Please help...astronomy is killing me...Why can't dark matter cool down? and what consequence does that have for the size of a dark matter halo?
i'm never sure what's astrophysics, astronomy, or cosmology. I'd wonder whether "dark matter" (the matter that physicists reckon is needed - but unseen for some reason - to balance their equations for the total mass in the universe ?) was astrop or cosmo. Or maybe that's me being picky ?

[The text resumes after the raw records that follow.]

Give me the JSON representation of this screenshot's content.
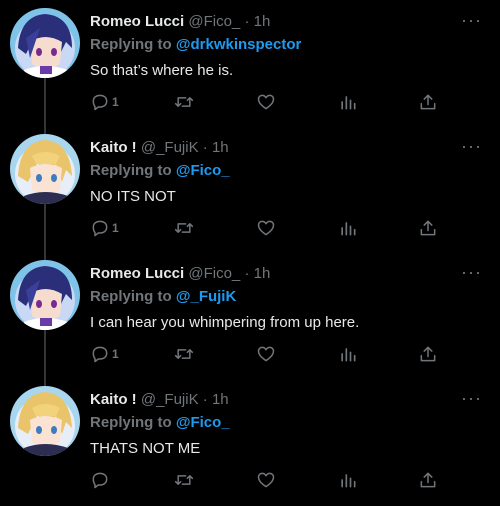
{
  "tweets": [
    {
      "name": "Romeo Lucci",
      "handle": "@Fico_",
      "dot": "·",
      "time": "1h",
      "replying_label": "Replying to",
      "mention": "@drkwkinspector",
      "text": "So that’s where he is.",
      "reply_count": "1",
      "avatar": "avatar-blue-hair"
    },
    {
      "name": "Kaito !",
      "handle": "@_FujiK",
      "dot": "·",
      "time": "1h",
      "replying_label": "Replying to",
      "mention": "@Fico_",
      "text": "NO ITS NOT",
      "reply_count": "1",
      "avatar": "avatar-blond-hair"
    },
    {
      "name": "Romeo Lucci",
      "handle": "@Fico_",
      "dot": "·",
      "time": "1h",
      "replying_label": "Replying to",
      "mention": "@_FujiK",
      "text": "I can hear you whimpering from up here.",
      "reply_count": "1",
      "avatar": "avatar-blue-hair"
    },
    {
      "name": "Kaito !",
      "handle": "@_FujiK",
      "dot": "·",
      "time": "1h",
      "replying_label": "Replying to",
      "mention": "@Fico_",
      "text": "THATS NOT ME",
      "reply_count": "",
      "avatar": "avatar-blond-hair"
    }
  ],
  "more_icon": "···",
  "colors": {
    "background": "#000000",
    "text": "#e7e9ea",
    "muted": "#71767b",
    "mention": "#1d9bf0",
    "thread_line": "#333639"
  }
}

i think its part of all of those but there are different parts of it to study
im studying the astronomy side of it
do you know anything about it ?
the universe is made up of about 25% of dark matter. as the consequences of Einstein general theory off relativity the universe is expending due to the cosmological constant . Much of the evidence comes from the motions of galaxies.Many of these appear to be fairly uniform, so by the virial theorem, the total kinetic energy should be half the galaxies' total gravitational binding energy. Observationally, the total kinetic energy is much greater. In particular, assuming the gravitational mass is due to only visible matter, stars far from the center of galaxies have much higher velocities than predicted by the virial theorem. Galactic rotation curves, which illustrate the velocity of rotation versus the distance from the galactic center, show the "excess" velocity. Dark matter is the most straightforward way of accounting for this discrepancy. "Cold" dark matter offers the simplest explanation for most cosmological observations. It is dark matter composed of constituents with an FSL much smaller than a protogalaxy. This is the focus for dark matter research, as hot dark matter does not seem to be capable of supporting galaxy or galaxy cluster formation, and most particle candidates slowed early.